On Desperate Acts & Social Context: The Story of James Hickman
I’ve been thinking a lot over the past week about the intersections and connections between individual acts of desperation and the social structure within which we live. In particular, I’ve been thinking about James Hickman.
On January 16, 1947 in a Near West Side building in Chicago, a fire broke out in the attic and took the lives of 4 children: Lester (14), Elzina (9), Sylvester (7), and Velvina (4).
On July 16, 1947 James Hickman, the father of those children, shot and killed his landlord/building manager, David Coleman.
On December 16, 1947 James Hickman walked out of court, a free man, after a jury could not reach a verdict on his murder charge and prosecutors offered a plea deal to a lesser one. Writer and activist Joe Allen recounts Hickman’s story in his 2011 book “People Wasn’t Made To Burn: A True Story of Race, Murder, and Justice in Chicago.”
James Hickman was part of the migration of Southerners who moved North to improve their lives. Hickman, a sharecropper, moved to Chicago from Mississippi in 1944. He came without his wife and younger children at first. He lived with his older married daughter and her family for 10 months while working at Wisconsin Steel. He planned to save money and find a place to live before sending for his family. The search for adequate living quarters was long and fruitless. Hickman found some apartments but they didn’t want children. Others took his money but never actually rented him an apartment.
In January 1946, he thought that he had a place to live and sent for his family to join him in Chicago. When the family arrived, the rental fell through so Hickman, his wife Annie, and children had to stay with the older daughter. Her landlord found out and insisted that the family had to move out.

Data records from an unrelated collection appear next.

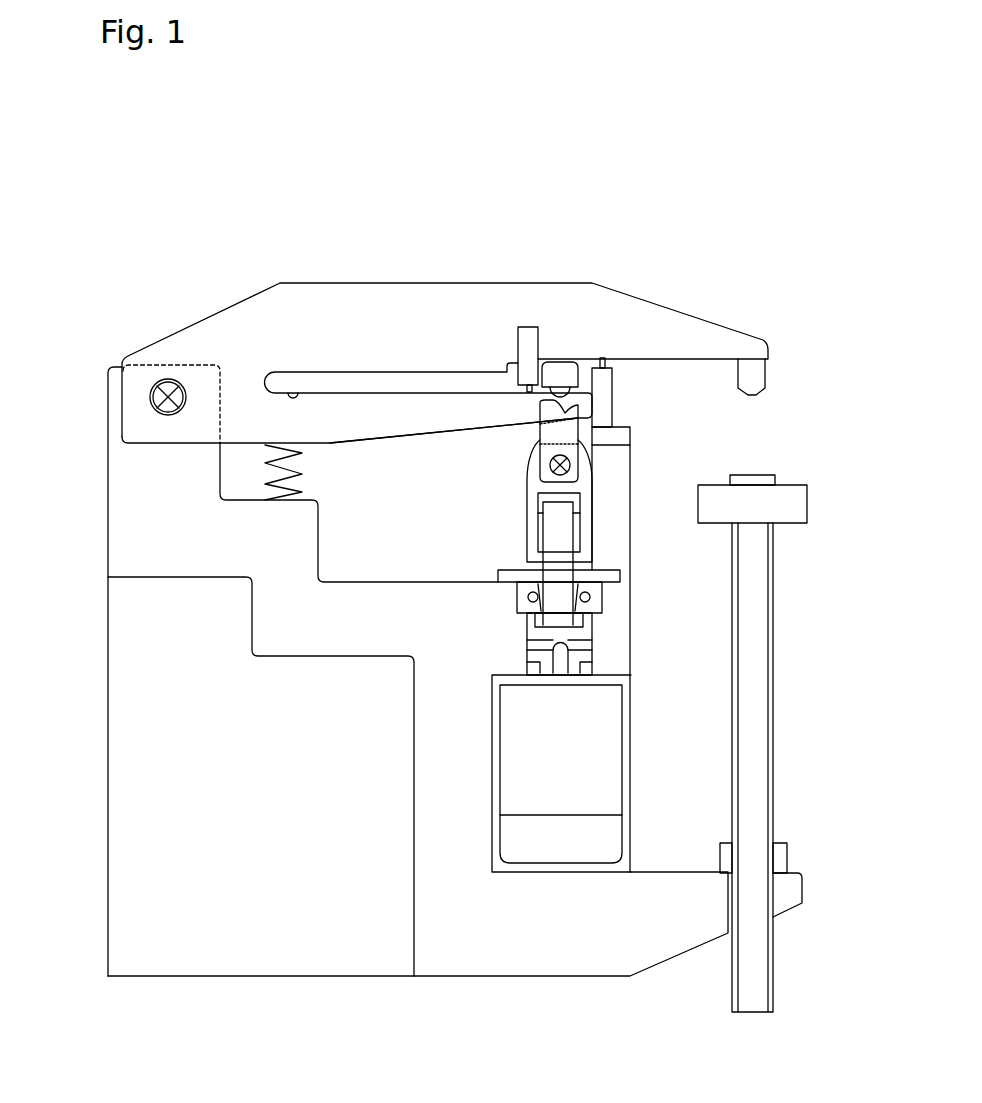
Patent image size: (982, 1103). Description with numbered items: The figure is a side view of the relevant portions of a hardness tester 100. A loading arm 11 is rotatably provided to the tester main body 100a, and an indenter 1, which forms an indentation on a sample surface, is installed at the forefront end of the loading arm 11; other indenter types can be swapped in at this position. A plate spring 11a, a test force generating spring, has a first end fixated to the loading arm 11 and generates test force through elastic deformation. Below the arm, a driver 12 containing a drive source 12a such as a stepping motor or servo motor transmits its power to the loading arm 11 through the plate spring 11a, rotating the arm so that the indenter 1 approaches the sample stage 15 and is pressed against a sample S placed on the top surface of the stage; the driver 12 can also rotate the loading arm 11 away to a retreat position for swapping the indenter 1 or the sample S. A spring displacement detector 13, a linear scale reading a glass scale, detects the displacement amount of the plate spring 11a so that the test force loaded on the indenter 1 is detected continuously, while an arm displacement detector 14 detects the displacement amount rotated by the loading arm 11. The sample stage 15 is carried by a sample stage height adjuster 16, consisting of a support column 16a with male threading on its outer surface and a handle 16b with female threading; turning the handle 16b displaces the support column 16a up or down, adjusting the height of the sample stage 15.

The hardness tester 100 is at (448, 202).
The tester main body 100a is at (135, 487).
The indenter 1 is at (766, 392).
The loading arm 11 is at (615, 313).
The plate spring 11a is at (393, 427).
The driver 12 is at (560, 557).
The drive source 12a is at (598, 763).
The spring displacement detector 13 is at (528, 335).
The arm displacement detector 14 is at (603, 393).
The sample stage 15 is at (810, 502).
The sample stage height adjuster 16 is at (868, 765).
The support column 16a is at (780, 793).
The handle 16b is at (787, 858).
The sample S is at (771, 480).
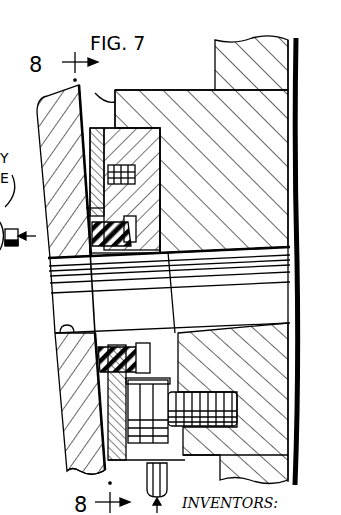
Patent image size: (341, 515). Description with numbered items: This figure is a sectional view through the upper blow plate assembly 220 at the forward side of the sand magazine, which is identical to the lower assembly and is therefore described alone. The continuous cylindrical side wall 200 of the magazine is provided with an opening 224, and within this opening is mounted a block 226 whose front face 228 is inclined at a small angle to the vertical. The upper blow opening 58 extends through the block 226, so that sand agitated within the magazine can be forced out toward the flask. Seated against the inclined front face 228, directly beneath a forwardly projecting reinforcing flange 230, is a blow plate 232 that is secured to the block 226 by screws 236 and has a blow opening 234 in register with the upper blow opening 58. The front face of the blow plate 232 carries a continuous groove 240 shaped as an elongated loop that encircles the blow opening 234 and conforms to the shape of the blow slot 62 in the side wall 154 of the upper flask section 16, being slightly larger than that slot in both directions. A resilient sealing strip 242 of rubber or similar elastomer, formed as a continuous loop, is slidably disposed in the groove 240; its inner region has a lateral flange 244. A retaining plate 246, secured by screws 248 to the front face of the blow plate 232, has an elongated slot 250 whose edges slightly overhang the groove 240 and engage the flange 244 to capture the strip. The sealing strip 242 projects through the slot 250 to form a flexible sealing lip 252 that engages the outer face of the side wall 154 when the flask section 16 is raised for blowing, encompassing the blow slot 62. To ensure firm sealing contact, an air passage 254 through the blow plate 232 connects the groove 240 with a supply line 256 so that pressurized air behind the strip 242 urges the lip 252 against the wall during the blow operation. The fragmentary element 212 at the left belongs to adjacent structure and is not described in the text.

Out of desperation, Hickman located a dilapidated apartment at 1733 West Washburne. David Coleman, a young African American budding entrepreneur, was their landlord. Hickman and his family were living in a tiny kitchenette apartment that was inadequate to their needs. It was a one room attic apartment for six and sometimes seven people. Chicago was suffering from a crisis of overcrowding for black people due to racial covenants and redlining. Many fires were also raging throughout black communities; some attributed to terrible maintenance and others to suspected arson by unscrupulous landlords.
James Hickman complained to his landlord, Coleman, about the awful conditions in his building. He wanted his $100 deposit back so that he could find another place to live. The landlord refused to comply. After several more complaints, David Coleman threatened to “burn [Hickman] out.” Annie and James reported the threat and the terrible building conditions to the police. They took out a warrant for Coleman’s arrest but nothing actually happened. The police never arrested him.